FormalPara Key Summary Points

Why carry out this study?

Health technology assessment agencies recommend standard parametric frequentist methods for extrapolating survival data from randomized controlled trials beyond the trial duration.

However, these methods can produce a range of survival values, particularly where limited data are available, as can be the case for patients with chronic diseases.

What was learned from the study?

We developed a method that combines patient data from clinical trials with a formal expert elicitation using Bayesian methods to estimate long-term survival in cases where limited survival data exists.

The method produces estimates that are plausible, robust, and aligned with informed clinical opinion.

The survival extrapolations produced by this method could provide additional evidence for use in various situations, including clinician–patient conversations and in regulatory and reimbursement decision-making, for many chronic disease areas.

Introduction

Most randomized controlled trials (RCTs) of new therapies have maximum follow-up durations of less than 5 years [1], and they do not provide data on outcomes beyond this period. These time frames may be considered short for the purposes of clinical, reimbursement, and policy decision-making. Therefore, to obtain information about the impact of new therapies on long-term outcomes, the short-term results of RCTs are often extrapolated. Real-world evidence (RWE) can supplement RCT data in these decision-making processes, but RWE studies can have their own drawbacks: they are generally retrospective; they often have heterogeneous patient populations; and they are prone to biases such as performance bias and selection bias.

One outcome with important clinical and regulatory implications is patient survival. Standard parametric frequentist methods are by far the most commonly used methods for extrapolating survival data from RCTs beyond the trial duration. However, these frequentist methods can produce a wide range of survival values for a given time point, particularly where limited data are available, as can be the case for patients with chronic diseases that have low mortality. This variability introduces uncertainty into the survival projections and expert opinion is often sought on which parametric frequentist survival model is the most realistic. Health technology assessment (HTA) agencies have also expressed the need for methods that improve the accuracy of long-term survival predictions, such as Bayesian methods that incorporate expert judgment [2].

Expert elicitation is a well-established method for obtaining and synthesizing unbiased expert judgments that can provide valuable quantitative information when empirical data are lacking. The aim of expert elicitation is to develop a probability distribution for an uncertain parameter by combining a set of probabilistic expert judgments. Initially developed in the 1950s [3, 4], expert elicitation has received renewed attention, partly owing to endorsement by HTA agencies like the National Institute for Health and Care Excellence (NICE) and scientific advisory bodies like the National Academies of Sciences, Engineering, and Medicine [2, 5, 6]. It has previously been applied to a variety of health research areas, including the extrapolation of long-term survival [7,8,9].

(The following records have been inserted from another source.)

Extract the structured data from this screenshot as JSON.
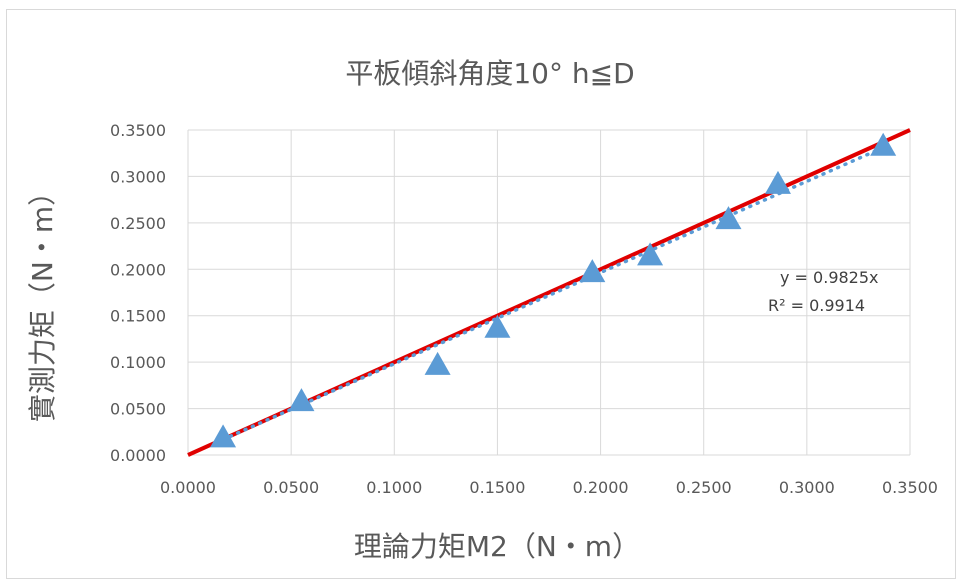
{
  "chart_data": {
    "type": "scatter",
    "title": "平板傾斜角度10° h≦D",
    "xlabel": "理論力矩M2（N・m）",
    "ylabel": "實測力矩（N・m）",
    "xlim": [
      0,
      0.35
    ],
    "ylim": [
      0,
      0.35
    ],
    "x_ticks": [
      "0.0000",
      "0.0500",
      "0.1000",
      "0.1500",
      "0.2000",
      "0.2500",
      "0.3000",
      "0.3500"
    ],
    "y_ticks": [
      "0.0000",
      "0.0500",
      "0.1000",
      "0.1500",
      "0.2000",
      "0.2500",
      "0.3000",
      "0.3500"
    ],
    "grid": true,
    "legend": "none",
    "series": [
      {
        "marker": "triangle",
        "color": "#5b9bd5",
        "points": [
          {
            "x": 0.017,
            "y": 0.019
          },
          {
            "x": 0.055,
            "y": 0.058
          },
          {
            "x": 0.121,
            "y": 0.097
          },
          {
            "x": 0.15,
            "y": 0.137
          },
          {
            "x": 0.196,
            "y": 0.197
          },
          {
            "x": 0.224,
            "y": 0.215
          },
          {
            "x": 0.262,
            "y": 0.254
          },
          {
            "x": 0.286,
            "y": 0.292
          },
          {
            "x": 0.337,
            "y": 0.333
          }
        ]
      }
    ],
    "reference_line": {
      "slope": 1,
      "color": "#e00000",
      "style": "solid"
    },
    "trendline": {
      "slope": 0.9825,
      "color": "#5b9bd5",
      "style": "dotted",
      "x_range": [
        0.017,
        0.337
      ],
      "equation": "y = 0.9825x",
      "r_squared": "R² = 0.9914"
    }
  }
}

We describe a method that uses the expert clinical judgment of practising physicians within a Bayesian framework. We hypothesized that long-term survival extrapolations derived through this methodology would provide more robust and unbiased results than current standard methods for extrapolating RCT survival data. To test this and provide an example, we applied the method to patients with chronic kidney disease (CKD) in the placebo arm of the DAPA-CKD trial (NCT03036150) [10]. Patients with chronic cardiometabolic diseases, like CKD, generally receive treatment over a much longer period of time than the duration of a typical RCT and, while RCTs can demonstrate the short-term benefits of such treatments, often little is known about their potential long-term benefits. Therefore, robust methods for extrapolating outcomes are needed for these populations to aid clinical decision-making and to reduce uncertainty in regulatory and cost-effectiveness decision-making. Additionally, a large proportion of patients in these populations remain alive at the end of trials. Expert elicitation can be used to supplement the short-term mortality data available for these populations.

DAPA-CKD was a randomized, double-blind, placebo-controlled, multicentre clinical trial that investigated the effects of the sodium–glucose cotransporter 2 inhibitor on a composite outcome of kidney function decline, progression to end-stage kidney disease, and death from renal or cardiovascular causes in patients with CKD and elevated albuminuria, with and without type 2 diabetes. Death from any cause was a secondary outcome. DAPA-CKD was the first RCT in patients with CKD to show a statistically significant improvement in all-cause mortality compared with placebo [11]. After a regular review meeting, the independent Data Monitoring Committee recommended that the trial be discontinued because of clear efficacy, on the basis of 408 primary outcome events [10].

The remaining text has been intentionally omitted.